Shaking her head, but smiling, Raina sighed, “You are such a freak of nature.”
“Oh, you know you love me.”
Raina h
ad known Brenna for a few years. In many ways that weren’t always obvious, they were complete opposites, yet she considered Brenna to be one of her two best friends. As she saw it, everyone needed an influential balance. On one shoulder sat an angel – her other friend, Lisa – and on the other was her devil, Brenna. As she’d come to learn, it was perhaps the only way to truly get the most out of life without running oneself directly into the ground. Although her life was very, very far from eventful or emotionally fulfilling, there was certainly no shortage of amusement to be had when she was with Brenna. However, she was always worried that spending too much time with her would somehow get her into serious trouble at some point, and so it was her “safer” friend, Lisa, that often was the voice of reason and sanity to steer her away from regrettable decisions. What Brenna said to her next, however, seemed almost completely out of character.

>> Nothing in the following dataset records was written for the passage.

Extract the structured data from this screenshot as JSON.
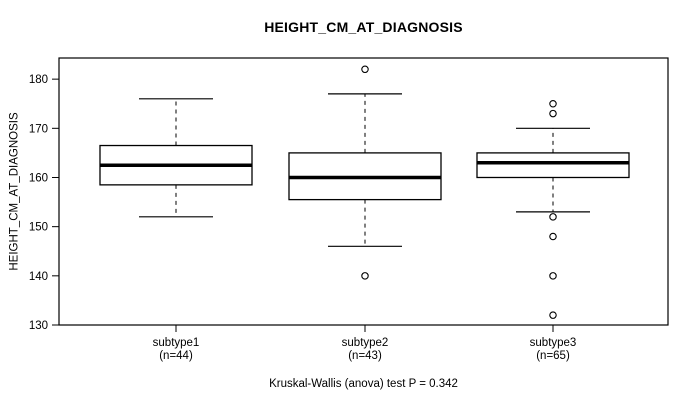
{
  "title": "HEIGHT_CM_AT_DIAGNOSIS",
  "caption": "Kruskal-Wallis (anova) test P = 0.342",
  "y_axis": {
    "label": "HEIGHT_CM_AT_DIAGNOSIS",
    "ticks": [
      130,
      140,
      150,
      160,
      170,
      180
    ]
  },
  "colors": {
    "line": "#000000",
    "box_fill": "#ffffff",
    "background": "#ffffff"
  },
  "chart_data": {
    "type": "boxplot",
    "title": "HEIGHT_CM_AT_DIAGNOSIS",
    "ylabel": "HEIGHT_CM_AT_DIAGNOSIS",
    "xlabel": "",
    "ylim": [
      130,
      184.3
    ],
    "yticks": [
      130,
      140,
      150,
      160,
      170,
      180
    ],
    "grid": false,
    "footnote": "Kruskal-Wallis (anova) test P = 0.342",
    "p_value": 0.342,
    "groups": [
      {
        "label": "subtype1",
        "n_label": "(n=44)",
        "n": 44,
        "whisker_low": 152,
        "q1": 158.5,
        "median": 162.5,
        "q3": 166.5,
        "whisker_high": 176,
        "outliers": []
      },
      {
        "label": "subtype2",
        "n_label": "(n=43)",
        "n": 43,
        "whisker_low": 146,
        "q1": 155.5,
        "median": 160,
        "q3": 165,
        "whisker_high": 177,
        "outliers": [
          182,
          140
        ]
      },
      {
        "label": "subtype3",
        "n_label": "(n=65)",
        "n": 65,
        "whisker_low": 153,
        "q1": 160,
        "median": 163,
        "q3": 165,
        "whisker_high": 170,
        "outliers": [
          175,
          173,
          152,
          148,
          140,
          132
        ]
      }
    ]
  }
}
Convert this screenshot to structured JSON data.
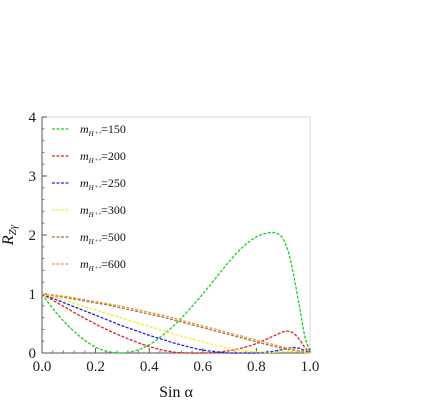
{
  "chart_data": {
    "type": "line",
    "title": "",
    "xlabel": "Sin α",
    "ylabel": {
      "main": "R",
      "sub": "Zγ"
    },
    "xlim": [
      0,
      1
    ],
    "ylim": [
      0,
      4
    ],
    "xticks": [
      "0.0",
      "0.2",
      "0.4",
      "0.6",
      "0.8",
      "1.0"
    ],
    "yticks": [
      "0",
      "1",
      "2",
      "3",
      "4"
    ],
    "grid": false,
    "legend_placement": "top-left",
    "legend_prefix": "m",
    "legend_sub": "H⁺⁺",
    "series": [
      {
        "name": "=150",
        "color": "#22cc22",
        "x": [
          0,
          0.05,
          0.1,
          0.15,
          0.2,
          0.25,
          0.3,
          0.35,
          0.4,
          0.45,
          0.5,
          0.55,
          0.6,
          0.65,
          0.7,
          0.75,
          0.8,
          0.85,
          0.88,
          0.9,
          0.92,
          0.94,
          0.96,
          0.98,
          1.0
        ],
        "y": [
          1.0,
          0.7,
          0.45,
          0.25,
          0.1,
          0.02,
          0.0,
          0.04,
          0.14,
          0.3,
          0.5,
          0.74,
          1.0,
          1.28,
          1.56,
          1.8,
          1.97,
          2.04,
          2.02,
          1.93,
          1.7,
          1.3,
          0.8,
          0.3,
          0.0
        ]
      },
      {
        "name": "=200",
        "color": "#dd2222",
        "x": [
          0,
          0.05,
          0.1,
          0.15,
          0.2,
          0.25,
          0.3,
          0.35,
          0.4,
          0.45,
          0.5,
          0.55,
          0.6,
          0.65,
          0.7,
          0.75,
          0.8,
          0.85,
          0.88,
          0.9,
          0.92,
          0.94,
          0.96,
          0.98,
          1.0
        ],
        "y": [
          1.0,
          0.87,
          0.74,
          0.61,
          0.49,
          0.38,
          0.28,
          0.19,
          0.11,
          0.05,
          0.01,
          0.0,
          0.0,
          0.01,
          0.04,
          0.09,
          0.16,
          0.26,
          0.32,
          0.36,
          0.37,
          0.33,
          0.23,
          0.1,
          0.0
        ]
      },
      {
        "name": "=250",
        "color": "#2222dd",
        "x": [
          0,
          0.05,
          0.1,
          0.15,
          0.2,
          0.25,
          0.3,
          0.35,
          0.4,
          0.45,
          0.5,
          0.55,
          0.6,
          0.65,
          0.7,
          0.75,
          0.8,
          0.85,
          0.9,
          0.92,
          0.94,
          0.96,
          0.98,
          1.0
        ],
        "y": [
          1.0,
          0.91,
          0.82,
          0.73,
          0.64,
          0.55,
          0.46,
          0.38,
          0.3,
          0.23,
          0.16,
          0.1,
          0.05,
          0.02,
          0.0,
          0.0,
          0.0,
          0.02,
          0.06,
          0.08,
          0.09,
          0.08,
          0.04,
          0.0
        ]
      },
      {
        "name": "=300",
        "color": "#f0f030",
        "x": [
          0,
          0.05,
          0.1,
          0.15,
          0.2,
          0.25,
          0.3,
          0.35,
          0.4,
          0.45,
          0.5,
          0.55,
          0.6,
          0.65,
          0.7,
          0.75,
          0.8,
          0.85,
          0.9,
          0.95,
          1.0
        ],
        "y": [
          1.0,
          0.94,
          0.87,
          0.8,
          0.73,
          0.66,
          0.59,
          0.52,
          0.45,
          0.38,
          0.31,
          0.25,
          0.19,
          0.13,
          0.08,
          0.04,
          0.02,
          0.01,
          0.02,
          0.02,
          0.0
        ]
      },
      {
        "name": "=500",
        "color": "#a0724a",
        "x": [
          0,
          0.05,
          0.1,
          0.15,
          0.2,
          0.25,
          0.3,
          0.35,
          0.4,
          0.45,
          0.5,
          0.55,
          0.6,
          0.65,
          0.7,
          0.75,
          0.8,
          0.85,
          0.9,
          0.95,
          1.0
        ],
        "y": [
          1.0,
          0.97,
          0.93,
          0.89,
          0.85,
          0.81,
          0.76,
          0.71,
          0.66,
          0.61,
          0.55,
          0.49,
          0.43,
          0.37,
          0.31,
          0.25,
          0.19,
          0.13,
          0.08,
          0.04,
          0.0
        ]
      },
      {
        "name": "=600",
        "color": "#f09a3a",
        "x": [
          0,
          0.05,
          0.1,
          0.15,
          0.2,
          0.25,
          0.3,
          0.35,
          0.4,
          0.45,
          0.5,
          0.55,
          0.6,
          0.65,
          0.7,
          0.75,
          0.8,
          0.85,
          0.9,
          0.95,
          1.0
        ],
        "y": [
          1.0,
          0.98,
          0.95,
          0.91,
          0.87,
          0.83,
          0.79,
          0.74,
          0.69,
          0.64,
          0.58,
          0.52,
          0.46,
          0.4,
          0.34,
          0.28,
          0.22,
          0.16,
          0.1,
          0.05,
          0.0
        ]
      }
    ]
  }
}
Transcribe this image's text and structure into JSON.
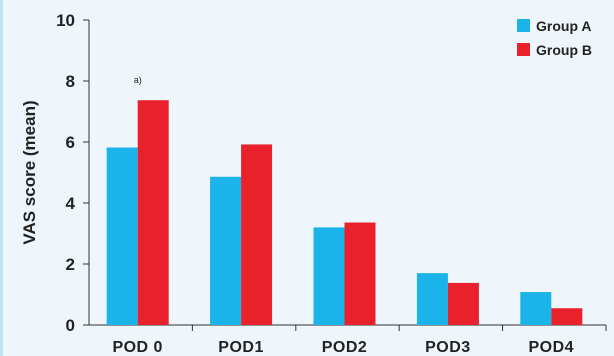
{
  "chart_data": {
    "type": "bar",
    "title": "",
    "xlabel": "",
    "ylabel": "VAS score (mean)",
    "categories": [
      "POD 0",
      "POD1",
      "POD2",
      "POD3",
      "POD4"
    ],
    "series": [
      {
        "name": "Group A",
        "color": "#1ab4ea",
        "values": [
          5.82,
          4.86,
          3.2,
          1.7,
          1.08
        ]
      },
      {
        "name": "Group B",
        "color": "#e8212a",
        "values": [
          7.37,
          5.92,
          3.36,
          1.38,
          0.55
        ]
      }
    ],
    "ylim": [
      0,
      10
    ],
    "yticks": [
      0,
      2,
      4,
      6,
      8,
      10
    ],
    "grid": false,
    "legend": "top-right",
    "annotations": [
      {
        "text": "a)",
        "category": "POD 0"
      }
    ]
  }
}
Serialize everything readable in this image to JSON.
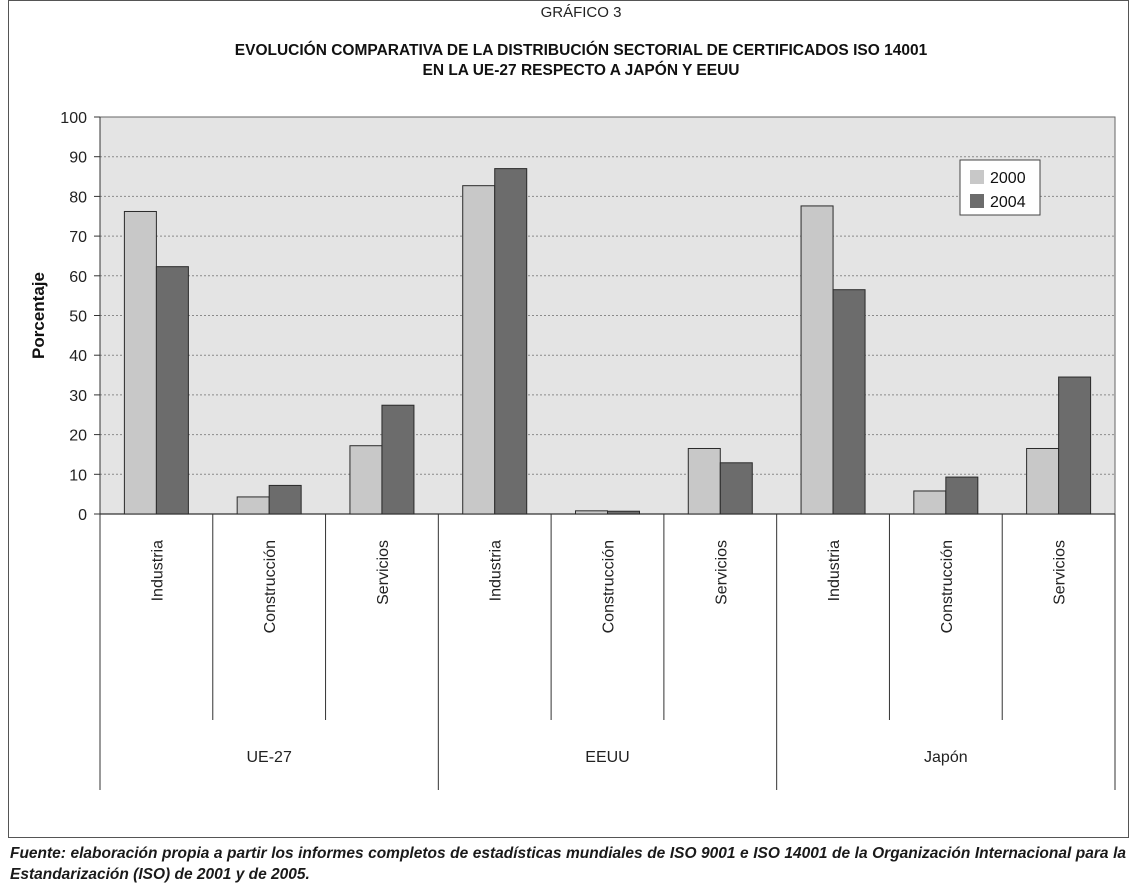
{
  "chart_data": {
    "type": "bar",
    "supertitle": "GRÁFICO 3",
    "title_lines": [
      "EVOLUCIÓN COMPARATIVA DE LA DISTRIBUCIÓN SECTORIAL DE CERTIFICADOS ISO 14001",
      "EN LA UE-27 RESPECTO A JAPÓN Y EEUU"
    ],
    "ylabel": "Porcentaje",
    "ylim": [
      0,
      100
    ],
    "yticks": [
      "0",
      "10",
      "20",
      "30",
      "40",
      "50",
      "60",
      "70",
      "80",
      "90",
      "100"
    ],
    "grid": true,
    "legend_position": "top-right",
    "groups": [
      {
        "label": "UE-27",
        "categories": [
          "Industria",
          "Construcción",
          "Servicios"
        ]
      },
      {
        "label": "EEUU",
        "categories": [
          "Industria",
          "Construcción",
          "Servicios"
        ]
      },
      {
        "label": "Japón",
        "categories": [
          "Industria",
          "Construcción",
          "Servicios"
        ]
      }
    ],
    "series": [
      {
        "name": "2000",
        "color": "#c8c8c8",
        "values": [
          76.2,
          4.3,
          17.2,
          82.7,
          0.8,
          16.5,
          77.6,
          5.8,
          16.5
        ]
      },
      {
        "name": "2004",
        "color": "#6c6c6c",
        "values": [
          62.3,
          7.2,
          27.4,
          87.0,
          0.7,
          12.9,
          56.5,
          9.3,
          34.5
        ]
      }
    ],
    "plot_background": "#e4e4e4"
  },
  "source": "Fuente: elaboración propia a partir los informes completos de estadísticas mundiales de ISO 9001 e ISO 14001 de la Organización Internacional para la Estandarización (ISO) de  2001 y de 2005."
}
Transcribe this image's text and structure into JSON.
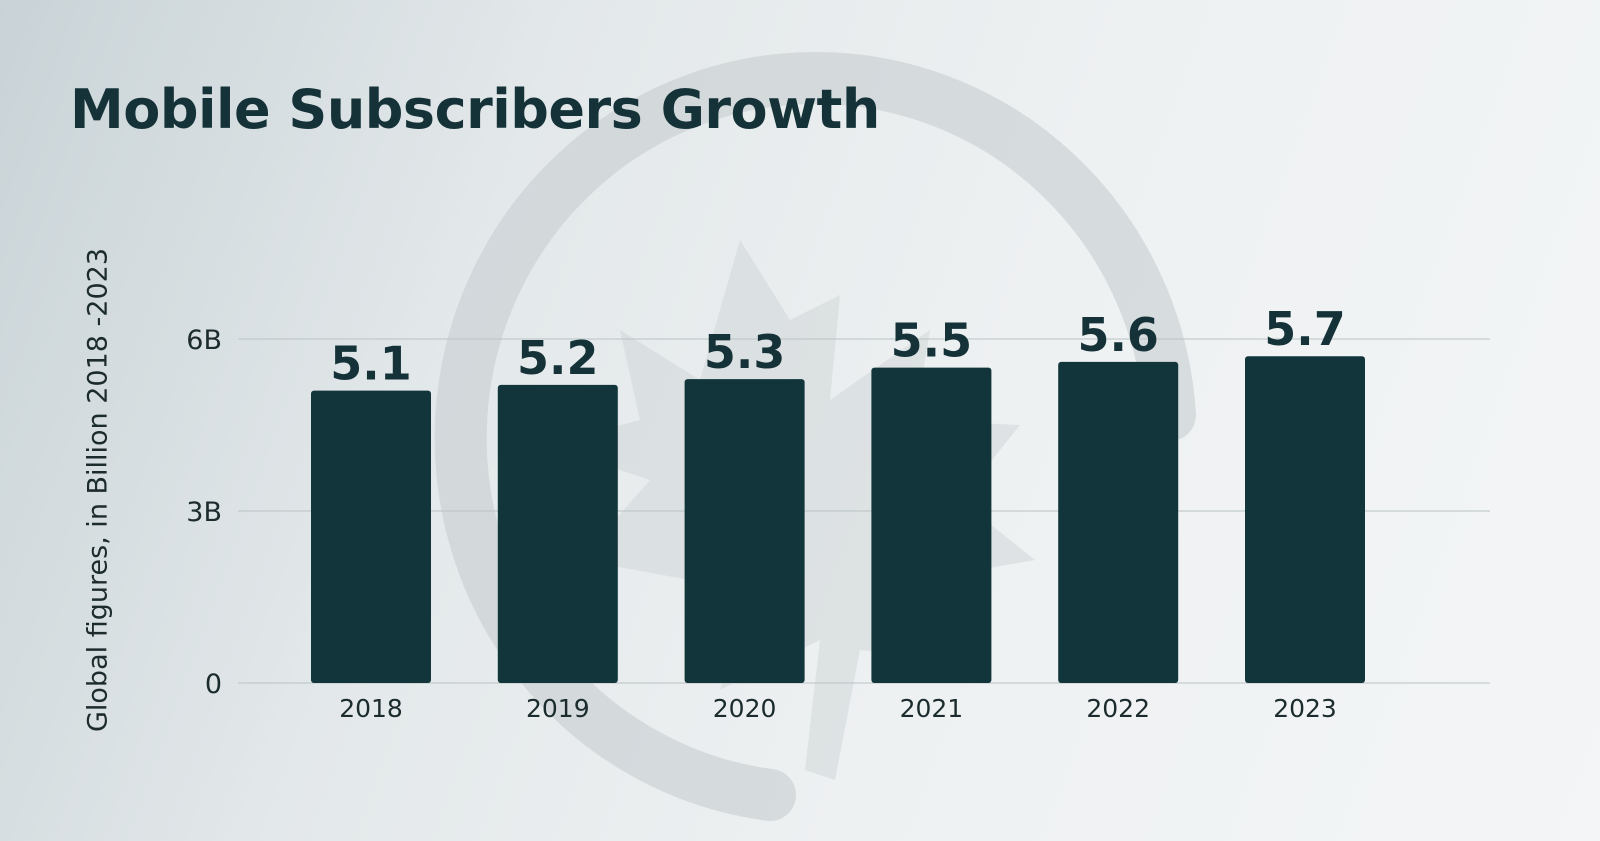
{
  "title": "Mobile Subscribers Growth",
  "chart_data": {
    "type": "bar",
    "title": "Mobile Subscribers Growth",
    "xlabel": "",
    "ylabel": "Global figures, in Billion 2018 -2023",
    "categories": [
      "2018",
      "2019",
      "2020",
      "2021",
      "2022",
      "2023"
    ],
    "values": [
      5.1,
      5.2,
      5.3,
      5.5,
      5.6,
      5.7
    ],
    "value_labels": [
      "5.1",
      "5.2",
      "5.3",
      "5.5",
      "5.6",
      "5.7"
    ],
    "ylim": [
      0,
      6
    ],
    "yticks": [
      0,
      3,
      6
    ],
    "ytick_labels": [
      "0",
      "3B",
      "6B"
    ],
    "grid": true,
    "legend": "none"
  },
  "colors": {
    "bar": "#11353a",
    "text": "#143238",
    "grid": "#b9c3c6",
    "watermark": "#c8cfd1"
  },
  "watermark_icon": "maple-leaf-circle-logo"
}
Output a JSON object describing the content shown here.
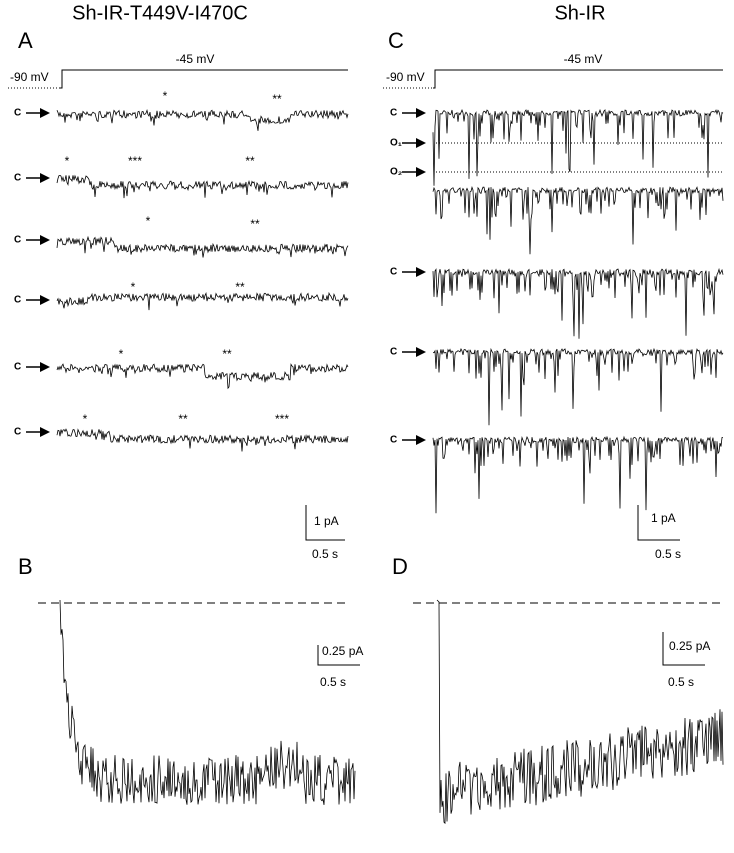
{
  "panels": {
    "A": {
      "label": "A",
      "title": "Sh-IR-T449V-I470C",
      "protocol": {
        "hold": "-90 mV",
        "step": "-45 mV"
      },
      "traces": [
        {
          "level": "C",
          "marks": [
            "*",
            "**"
          ]
        },
        {
          "level": "C",
          "marks": [
            "*",
            "***",
            "**"
          ]
        },
        {
          "level": "C",
          "marks": [
            "*",
            "**"
          ]
        },
        {
          "level": "C",
          "marks": [
            "*",
            "**"
          ]
        },
        {
          "level": "C",
          "marks": [
            "*",
            "**"
          ]
        },
        {
          "level": "C",
          "marks": [
            "*",
            "**",
            "***"
          ]
        }
      ],
      "scale": {
        "current": "1 pA",
        "time": "0.5 s"
      }
    },
    "B": {
      "label": "B",
      "scale": {
        "current": "0.25 pA",
        "time": "0.5 s"
      }
    },
    "C": {
      "label": "C",
      "title": "Sh-IR",
      "protocol": {
        "hold": "-90 mV",
        "step": "-45 mV"
      },
      "levels": [
        "C",
        "O₁",
        "O₂"
      ],
      "traces": [
        {
          "level": "C"
        },
        {
          "level": "C"
        },
        {
          "level": "C"
        }
      ],
      "scale": {
        "current": "1 pA",
        "time": "0.5 s"
      }
    },
    "D": {
      "label": "D",
      "scale": {
        "current": "0.25 pA",
        "time": "0.5 s"
      }
    }
  }
}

“Y’know, you’ve been drinking an awful lot, lately.”
Raina blinked at her as the bartender presented her poison of choice. “This coming from the chick who practically inhales Coors Light?”
“Nah … I was just showing off,” Brenna said dismissively with a graceful wave of her black polished nails. “Seriously, though. Is this your new angle on meeting someone?”
“How’s that?”
“The way you’re sucking down booze, lately,” Brenna said, pointing to her as Raina almost unconsciously took a long gulp from her own drink, “it’s like you’re hoping to get forced into AA meetings just so you can find a date.”
Raina rolled her eyes and swiveled upon her stool to face the bar directly. She stared up at one of the television sets above the bar, watching the silent images of a special news report whose headline asked, High Court Terror Alert? File footage of Grand Duchess Duvessa Fallamhain speaking at past a news conference was shown before another clip of her being rushed into a limousine and surrounded by human and vampire bodyguards in what appeared to be a recent and chaotic event. The sound of that television was switched off, though, in favor of the much louder and apparently more interesting banter of a sports commentator and an arena full of cheering fans blared from a March Madness basketball game broadcast on the huge flat-screen television on the other end of the bar.